Lndnmummy · 18/05/2015 21:16

I have just posted a similar thread a couple of daya ago on here "please help,my son is so unhappy at nursery,". I have removed him now and in the 4 days since he is already much happier. Trust your gut and take her out if you can.

lovespuds · 18/05/2015 21:36

Lndnmummy - that's good, glad to hear that your son is happier already! I am going to speak to them at the same time as checking out other nurseries to see if they have availability for her.

OP posts:
Lilicat1013 · 19/05/2015 19:01

I definitely suggest moving her if she is unhappy, hopefully you will find a better fit. In the mean time I might be able to shed some light on the 'talk to the hand' gesture.

When I was in a care we did a 'visual stop' which is a very similar gesture although the hand would be lower down not near your face or the other person's face.
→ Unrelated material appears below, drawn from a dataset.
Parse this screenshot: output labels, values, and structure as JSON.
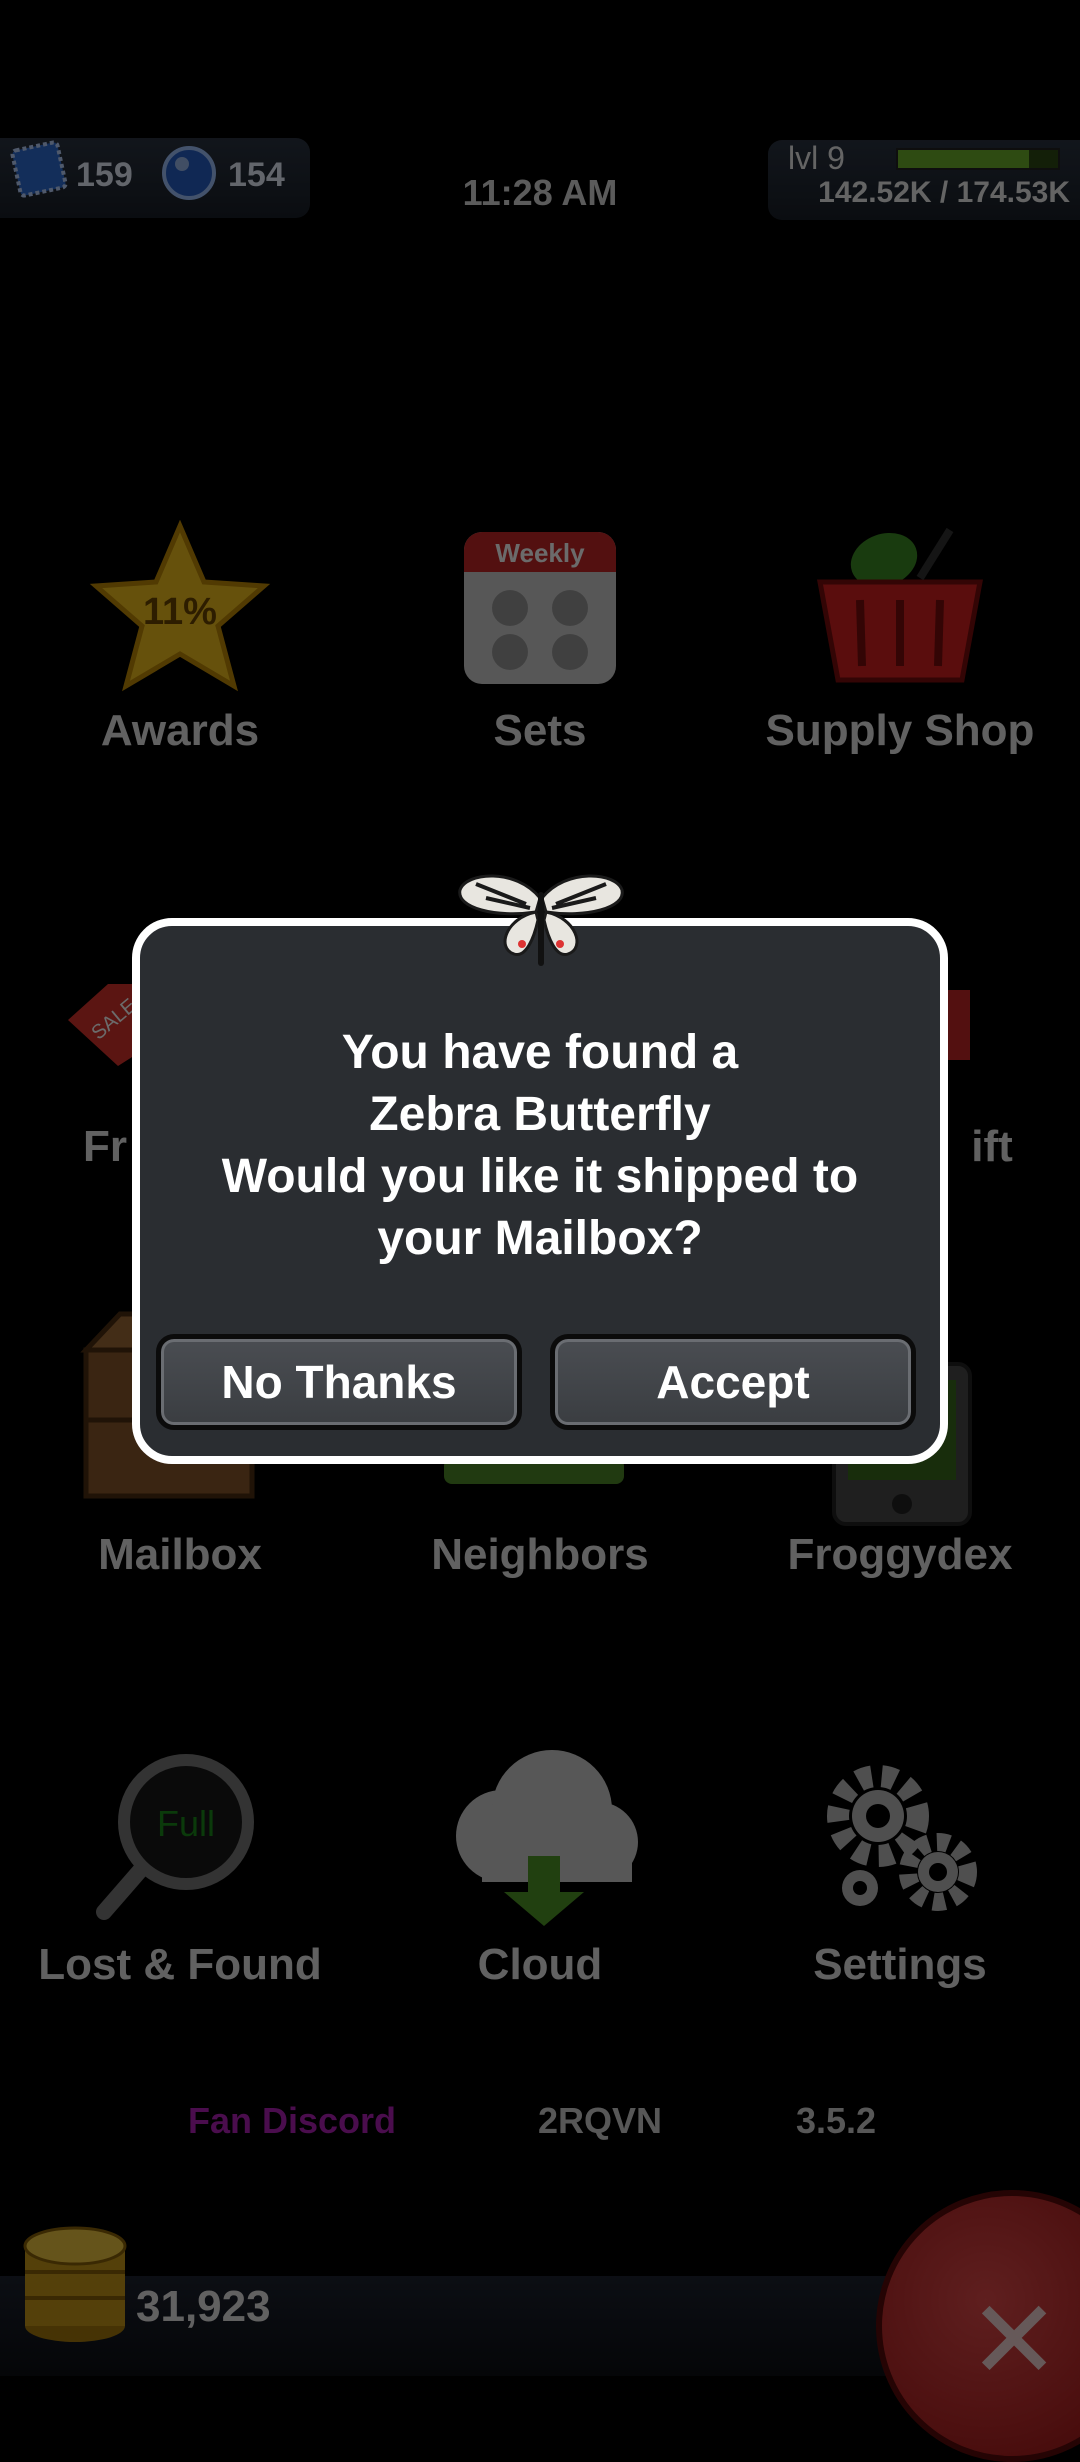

An example of the interaction could be something like this:

Someone approaches you agitated or shouting. You make the stop gesture and ask them to stop and tell you calmly. You don't ignore someone or walk away but it was due to the fact we had people who struggled with language especially when upset so any time you could use signing or Makaton with words helps.

I know it is used in early years settings as well. So it might be worth speaking with them to hear their version. You can explain it upsets her and they should work out a different approach with her.

If they aren't willing to work with you and your daughter on it then definitely find a new placement for her.

houghtonk76 · 20/05/2015 06:52

Agree wiv other posters - investigate. If answer isn't sufficient / won't change approach, switch to new nursery.

CharlesRyder · 20/05/2015 07:06

Poor your DD for being so unhappy. I would definitely move my DC for that reason.

However, are you sure the staff are not using the Makaton sign for 'stop' and 'wait' because your DD is interrupting another conversation they are having? She may not realise she is interrupting and therefore just feels rejected.

Many settings build in some visual signing into their practise and 'stop' is a bit similar to 'talk to the hand'!

MiaowTheCat · 20/05/2015 15:17

This reply has been deleted

Message withdrawn at poster's request.